Cultura

Felicísima pintura de referencia

  • El pintor sevillano Antonio Agudo exhibe en Santa Catalina un compendio de realidades formales y conceptuales que patrocinan una obra bien sustentada

Antonio Agudo. Castillo de Santa Catalina Cádiz

Existen varios artistas que por su valía creativa, por su trayectoria personal, por su particular lenguaje y por su carisma artístico, forman parte de ese significativo grupo que todos llevamos en nuestro más íntimo ideario. Antonio Agudo se encuentra, desde el primer momento en el que se conoce su obra, entre esos artistas que configuran una de las páginas más especiales de cualquier aficionado a lo artístico. Esto, que podría ser dialéctica periodística o interesado juego de palabras para comenzar un artículo, podemos testimoniarlo con un análisis pormenorizado de las coordenadas pictóricas que centran la realidad artística del pintor sevillano.

En primer lugar, la correcta, poderosa y determinante estructura de un dibujo que ejerce de especial arquitectura conformadora para cualquier desenlace. Por otro lado, una apasionada pincelada expresionista que envuelve de contundencia formal los esquemas planteados por el dibujo. Por último, un exacto y riguroso registro cromático que concede suma potestad representativa a un conjunto que adquiere absoluta fortaleza plástica. Esto permite atestiguar que la pintura de Antonio Agudo es un compendio de realidades formales y conceptuales que patrocinan una obra muy bien sustentada, perfectamente acondicionada en todos sus elementos y acertadamente llevada a cabo para convertirla en un auténtico testimonio de verdad creativa.

Me parece de lo más acertado programar una exposición de Antonio Agudo en cualquier espacio importante. El Castillo de Santa Catalina de la capital gaditana, no cabe la menor duda que lo es. La obra del pintor sevillano bien vale una muestra como ésta; sin embargo, se echa en falta un catálogo, aunque sea humilde por culpa de los recurrentes y tantas veces socorridos, recortes que generan los postulados de la crisis, que venga a ilustrar una exposición que está entre las mejores que han pasado por los antiguos recintos cuartelarios.

No obstante, con catálogo o sin catálogo, la pintura de Antonio Agudo es una auténtica lección de expresionismo figurativo, una espléndida manifestación de cómo la potencia de un simple gesto pictórico recrea y posibilita una extensa parcela expresiva que magnifica la realidad hasta posicionarla en sus máximos ilustrativos.

La exposición, excelsa en fondo y forma y muy bien estructurada en su distribución museográfica se divide en varias series a las que une su contundencia formal, su fuerza visual, sus extremos confortantes de limpia, exacta y determinante pincelada. Paisajes de México, playas conileñas, escenas callejeras extraídas de distintos viajes por el mundo hasta unas escuetas acuarelas de inmediata filiación, unos retratos y un apasionante autorretrato donde la potencia visual del expresionismo adopta toda su marginalidad plástica.

En la obra de Antonio Agudo, sobre todo en aquellas que nos ofrece paisajes mexicanos y de las playas y acantilados de Conil, lo concreto diluye sus contornos en beneficio de un gestualismo que casi se sitúa en los márgenes de una abstracción que ha reducido al máximo la representación para alcanzar un grado de fuerte materialidad plástica y absoluto expresionismo.
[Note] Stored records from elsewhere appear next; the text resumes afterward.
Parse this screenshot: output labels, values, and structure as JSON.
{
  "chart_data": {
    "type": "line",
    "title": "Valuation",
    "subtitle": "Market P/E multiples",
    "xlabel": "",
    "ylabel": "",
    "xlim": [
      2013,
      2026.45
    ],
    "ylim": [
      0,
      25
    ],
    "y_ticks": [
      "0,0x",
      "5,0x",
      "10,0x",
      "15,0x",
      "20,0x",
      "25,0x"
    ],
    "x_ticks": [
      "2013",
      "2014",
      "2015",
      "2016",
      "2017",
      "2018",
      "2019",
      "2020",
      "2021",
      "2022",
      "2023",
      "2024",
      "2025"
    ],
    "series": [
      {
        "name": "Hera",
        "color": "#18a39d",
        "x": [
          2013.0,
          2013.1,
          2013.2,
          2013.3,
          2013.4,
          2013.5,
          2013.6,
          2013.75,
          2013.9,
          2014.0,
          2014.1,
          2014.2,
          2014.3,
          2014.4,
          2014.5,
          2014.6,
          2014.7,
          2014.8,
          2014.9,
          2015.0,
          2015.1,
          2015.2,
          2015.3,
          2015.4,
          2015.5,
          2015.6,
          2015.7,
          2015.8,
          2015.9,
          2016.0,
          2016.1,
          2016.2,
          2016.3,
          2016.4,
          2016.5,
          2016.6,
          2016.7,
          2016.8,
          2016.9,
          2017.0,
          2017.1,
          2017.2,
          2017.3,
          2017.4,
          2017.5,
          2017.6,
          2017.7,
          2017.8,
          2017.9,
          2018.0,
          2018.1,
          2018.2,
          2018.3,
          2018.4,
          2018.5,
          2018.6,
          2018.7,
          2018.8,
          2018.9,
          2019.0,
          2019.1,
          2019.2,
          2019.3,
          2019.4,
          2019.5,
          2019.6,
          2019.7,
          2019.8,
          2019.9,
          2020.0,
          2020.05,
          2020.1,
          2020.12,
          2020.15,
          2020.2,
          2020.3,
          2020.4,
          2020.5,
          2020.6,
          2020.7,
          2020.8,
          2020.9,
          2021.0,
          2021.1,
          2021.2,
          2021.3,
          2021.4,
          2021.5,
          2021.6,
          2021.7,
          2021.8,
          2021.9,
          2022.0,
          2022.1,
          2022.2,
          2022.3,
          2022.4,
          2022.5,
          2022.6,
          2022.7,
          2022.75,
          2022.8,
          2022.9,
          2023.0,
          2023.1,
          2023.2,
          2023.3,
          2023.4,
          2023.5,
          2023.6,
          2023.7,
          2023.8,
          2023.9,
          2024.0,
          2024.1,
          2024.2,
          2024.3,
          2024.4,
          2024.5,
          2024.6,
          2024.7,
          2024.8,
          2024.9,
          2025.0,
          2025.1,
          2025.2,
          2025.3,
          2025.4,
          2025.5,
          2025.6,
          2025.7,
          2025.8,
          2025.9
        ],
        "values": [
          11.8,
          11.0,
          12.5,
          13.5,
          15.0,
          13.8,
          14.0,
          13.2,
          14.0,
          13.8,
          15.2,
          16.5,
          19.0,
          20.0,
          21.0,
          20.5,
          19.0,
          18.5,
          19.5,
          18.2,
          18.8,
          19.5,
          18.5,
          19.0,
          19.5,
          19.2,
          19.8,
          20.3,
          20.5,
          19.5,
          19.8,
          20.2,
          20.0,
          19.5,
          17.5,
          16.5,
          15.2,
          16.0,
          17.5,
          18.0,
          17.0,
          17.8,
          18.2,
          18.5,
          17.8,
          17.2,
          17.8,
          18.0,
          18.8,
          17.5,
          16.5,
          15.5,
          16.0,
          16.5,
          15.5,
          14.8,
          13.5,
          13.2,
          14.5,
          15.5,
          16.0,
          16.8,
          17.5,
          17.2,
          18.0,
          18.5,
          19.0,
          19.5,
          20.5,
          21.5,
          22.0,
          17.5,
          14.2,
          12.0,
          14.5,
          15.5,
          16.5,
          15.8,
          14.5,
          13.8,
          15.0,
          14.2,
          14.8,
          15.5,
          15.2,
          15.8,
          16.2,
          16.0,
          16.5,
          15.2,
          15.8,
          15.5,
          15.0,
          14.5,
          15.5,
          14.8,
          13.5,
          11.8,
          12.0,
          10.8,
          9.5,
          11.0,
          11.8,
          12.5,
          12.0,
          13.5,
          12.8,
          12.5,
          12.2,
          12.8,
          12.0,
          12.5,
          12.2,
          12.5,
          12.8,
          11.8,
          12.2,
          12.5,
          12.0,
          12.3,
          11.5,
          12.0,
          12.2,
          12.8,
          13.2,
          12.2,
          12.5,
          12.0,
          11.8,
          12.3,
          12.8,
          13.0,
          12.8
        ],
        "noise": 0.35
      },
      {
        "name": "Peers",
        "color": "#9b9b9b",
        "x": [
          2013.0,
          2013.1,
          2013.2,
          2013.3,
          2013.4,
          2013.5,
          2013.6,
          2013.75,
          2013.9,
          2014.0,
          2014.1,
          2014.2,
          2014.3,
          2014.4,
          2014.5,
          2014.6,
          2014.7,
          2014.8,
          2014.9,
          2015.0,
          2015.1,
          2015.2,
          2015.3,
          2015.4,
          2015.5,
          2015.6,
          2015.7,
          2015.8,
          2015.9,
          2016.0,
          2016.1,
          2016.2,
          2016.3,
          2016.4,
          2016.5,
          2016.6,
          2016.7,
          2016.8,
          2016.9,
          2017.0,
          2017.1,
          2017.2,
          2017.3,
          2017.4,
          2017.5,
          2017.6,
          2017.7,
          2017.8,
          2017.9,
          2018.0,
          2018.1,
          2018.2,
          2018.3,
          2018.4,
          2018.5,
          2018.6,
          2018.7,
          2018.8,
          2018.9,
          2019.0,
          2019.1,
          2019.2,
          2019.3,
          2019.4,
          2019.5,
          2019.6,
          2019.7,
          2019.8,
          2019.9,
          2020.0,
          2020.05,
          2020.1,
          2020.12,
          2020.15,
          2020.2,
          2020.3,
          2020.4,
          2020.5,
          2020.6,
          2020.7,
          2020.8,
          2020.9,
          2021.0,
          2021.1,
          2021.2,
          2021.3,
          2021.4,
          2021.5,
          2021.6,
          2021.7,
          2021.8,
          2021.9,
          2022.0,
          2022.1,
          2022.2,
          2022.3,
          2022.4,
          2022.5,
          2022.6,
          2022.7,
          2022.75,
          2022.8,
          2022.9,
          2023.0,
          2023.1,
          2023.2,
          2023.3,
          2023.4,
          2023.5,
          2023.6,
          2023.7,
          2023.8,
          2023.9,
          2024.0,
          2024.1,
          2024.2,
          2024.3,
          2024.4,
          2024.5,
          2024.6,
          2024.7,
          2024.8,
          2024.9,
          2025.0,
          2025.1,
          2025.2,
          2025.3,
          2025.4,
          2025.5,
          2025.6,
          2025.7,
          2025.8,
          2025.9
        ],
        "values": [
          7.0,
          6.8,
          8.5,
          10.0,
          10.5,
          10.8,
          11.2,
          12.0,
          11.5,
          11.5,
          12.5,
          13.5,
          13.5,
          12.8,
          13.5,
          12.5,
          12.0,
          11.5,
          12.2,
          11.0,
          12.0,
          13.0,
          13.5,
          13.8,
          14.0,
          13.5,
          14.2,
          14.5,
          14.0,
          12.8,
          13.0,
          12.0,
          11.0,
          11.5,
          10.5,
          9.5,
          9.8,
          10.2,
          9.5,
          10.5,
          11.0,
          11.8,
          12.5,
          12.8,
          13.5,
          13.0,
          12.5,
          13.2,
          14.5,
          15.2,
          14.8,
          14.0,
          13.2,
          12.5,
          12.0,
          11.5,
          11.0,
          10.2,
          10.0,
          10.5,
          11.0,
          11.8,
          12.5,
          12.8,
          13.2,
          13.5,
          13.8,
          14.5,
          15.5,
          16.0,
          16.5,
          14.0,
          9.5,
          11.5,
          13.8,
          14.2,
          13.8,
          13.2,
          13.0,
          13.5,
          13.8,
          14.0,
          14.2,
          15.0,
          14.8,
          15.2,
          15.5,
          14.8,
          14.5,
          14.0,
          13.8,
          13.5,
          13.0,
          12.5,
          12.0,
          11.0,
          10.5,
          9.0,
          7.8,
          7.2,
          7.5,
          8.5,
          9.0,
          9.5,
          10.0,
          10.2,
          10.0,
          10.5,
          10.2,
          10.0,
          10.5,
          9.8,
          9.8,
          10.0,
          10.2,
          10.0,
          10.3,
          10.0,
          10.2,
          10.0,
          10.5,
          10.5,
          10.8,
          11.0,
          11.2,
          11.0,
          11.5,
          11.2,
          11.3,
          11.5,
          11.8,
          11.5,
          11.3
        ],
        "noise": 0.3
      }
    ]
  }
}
Sí hemos tenido, desde hace muchos años, una especial inclinación hacia el poder pictórico de Antonio Agudo, maestro artista y artista maestro; ahora, con la madurez imponiendo esos esquemas que permiten la más absoluta libertad creativa, seguimos contemplando que los entusiasmos anteriores singuen absolutamente vivos y que los mágicos desarrollos de esa pintura total que él llega a elevar a felices extremos siguen imperando y potenciando la máxima clarividencia de un arte que él hace absoluto y sin lugar alguno para que exista la más mínima duda.

Muy buen momento para seguir la gran estela del expresionismo figurativo y pasional de uno de los artistas que, desde hace muchos años, tenemos como felicísima referencia.